I tried not to think about my encounter with Bane the rest of the day, but my phone buzzed with a message that afternoon and my heart leapt, seeing it was a text from Ezra. Had Bane told them? Was that his goal in all this?
Ezra: Well, not sure whether or not Vinny is going to make it to your birthday, Bianca. He got carried out on a stretcher.
I breathed a sigh of relief. At least for now he wasn’t telling them that I had some uncontrollable crush on him, and I’d been willing to whore myself out just to satiate it.
Bane: Good. I hope he’s dead.
The fact that he still had no remorse for Vinny or for what he did in the locker room with me after had me shooting off the next text message fast.
Me: Have you no shame? If he’s dead, you’ll be expelled and go to jail.
I worried about that more than Vinny’s life. See? That proved I had a problem. I was probably worse than all the Blacks combined.
Bane: Jail can’t hold a Black and you know it.
Nope. Bane was worse than me. His ego was out of control.
Me: Your actions are unacceptable. Truly. You disappeared for a month and then you come back to raise hell because a guy was leaning over me.
Bane: Worried about where I am?
Me: Not like you worry about where I am.
Bane: Bianca, I don’t care about you.
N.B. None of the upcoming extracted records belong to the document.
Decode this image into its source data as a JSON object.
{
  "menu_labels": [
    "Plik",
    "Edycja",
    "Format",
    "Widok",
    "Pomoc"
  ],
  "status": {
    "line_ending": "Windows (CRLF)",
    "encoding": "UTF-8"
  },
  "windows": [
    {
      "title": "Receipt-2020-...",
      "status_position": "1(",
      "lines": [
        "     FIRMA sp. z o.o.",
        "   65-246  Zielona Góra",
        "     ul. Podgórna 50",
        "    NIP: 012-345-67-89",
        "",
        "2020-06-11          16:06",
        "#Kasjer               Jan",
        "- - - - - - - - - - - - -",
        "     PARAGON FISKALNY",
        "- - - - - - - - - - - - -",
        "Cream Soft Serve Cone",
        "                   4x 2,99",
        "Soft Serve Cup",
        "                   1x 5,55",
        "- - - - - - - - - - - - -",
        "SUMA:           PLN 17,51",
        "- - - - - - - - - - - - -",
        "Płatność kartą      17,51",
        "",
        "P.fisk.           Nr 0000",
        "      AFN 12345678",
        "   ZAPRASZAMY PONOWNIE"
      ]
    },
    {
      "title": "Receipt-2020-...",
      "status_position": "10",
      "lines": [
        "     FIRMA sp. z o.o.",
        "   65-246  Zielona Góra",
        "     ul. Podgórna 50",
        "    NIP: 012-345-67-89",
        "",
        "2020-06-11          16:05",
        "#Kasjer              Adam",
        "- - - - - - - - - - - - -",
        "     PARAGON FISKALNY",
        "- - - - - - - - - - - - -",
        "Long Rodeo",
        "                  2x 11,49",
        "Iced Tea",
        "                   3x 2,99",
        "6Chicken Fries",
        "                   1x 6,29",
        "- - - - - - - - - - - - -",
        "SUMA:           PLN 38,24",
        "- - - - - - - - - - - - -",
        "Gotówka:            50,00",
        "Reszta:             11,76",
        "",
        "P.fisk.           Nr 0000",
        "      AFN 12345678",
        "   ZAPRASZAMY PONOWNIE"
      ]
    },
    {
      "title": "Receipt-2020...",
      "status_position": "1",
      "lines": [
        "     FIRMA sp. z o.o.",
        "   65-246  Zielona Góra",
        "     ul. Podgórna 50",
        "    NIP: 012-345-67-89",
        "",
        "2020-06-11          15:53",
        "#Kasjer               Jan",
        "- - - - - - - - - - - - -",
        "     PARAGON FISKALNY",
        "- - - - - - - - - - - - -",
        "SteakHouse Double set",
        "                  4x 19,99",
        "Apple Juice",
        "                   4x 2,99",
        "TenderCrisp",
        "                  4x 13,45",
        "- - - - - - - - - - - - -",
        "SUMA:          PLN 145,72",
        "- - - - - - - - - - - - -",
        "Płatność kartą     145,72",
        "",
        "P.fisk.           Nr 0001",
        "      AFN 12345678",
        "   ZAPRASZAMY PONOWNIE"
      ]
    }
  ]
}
My family’s reputation is on the line because you step OUT of line all the damn time. You and that guy were disrespecting our name.
Rafe: I’m fine with men flirting with her, Bane. Play all you want until we’re married, Bianca. I know I do.
Ezra: I’m ready to play at your birthday with that friend of yours, Cora. Invite her next week for me, Bianca.
I hearted Ezra’s message, but Bane and I were quiet after that. Rafe bringing up the marriage was enough to extinguish the anger from my chest and bring dread instead. But Bane’s words cut me deeper.
He didn’t care. What had happened between us wasn’t a secret love affair. It was a lesson on how to act. It was a lesson I wanted to forget.
And yet when I got back to my room that night, I found a small black box in the middle of my bed.
And when I opened it, one lone eyeball, bloodied and with the same color irises as the dean, stared back at me.
I didn’t scream.
I didn’t even throw it.
Instead, my hands shook as I closed the lid, carried it to my vanity, found a sticky note, and wrote:
Take this away.
I glanced around the room, looking for other signs of him, and sighed before I went to my bathroom and took a shower.
When I came back out, the box was gone.
And in it’s place a sticky note with a response:
He won’t look down your shirt again.
I should have been completely and utterly frightened for my life.
He’d broken into my room. He’d mutilated a man for looking at me wrong.
And yet, even still, before I went to bed that night, I touched myself roughly, the way Bane had.
I imagined Bane between my legs even though it was wrong and sick when I had to marry his brother.
And then I wrote in my diary how much I hated him, hoping I could erase what I really felt instead.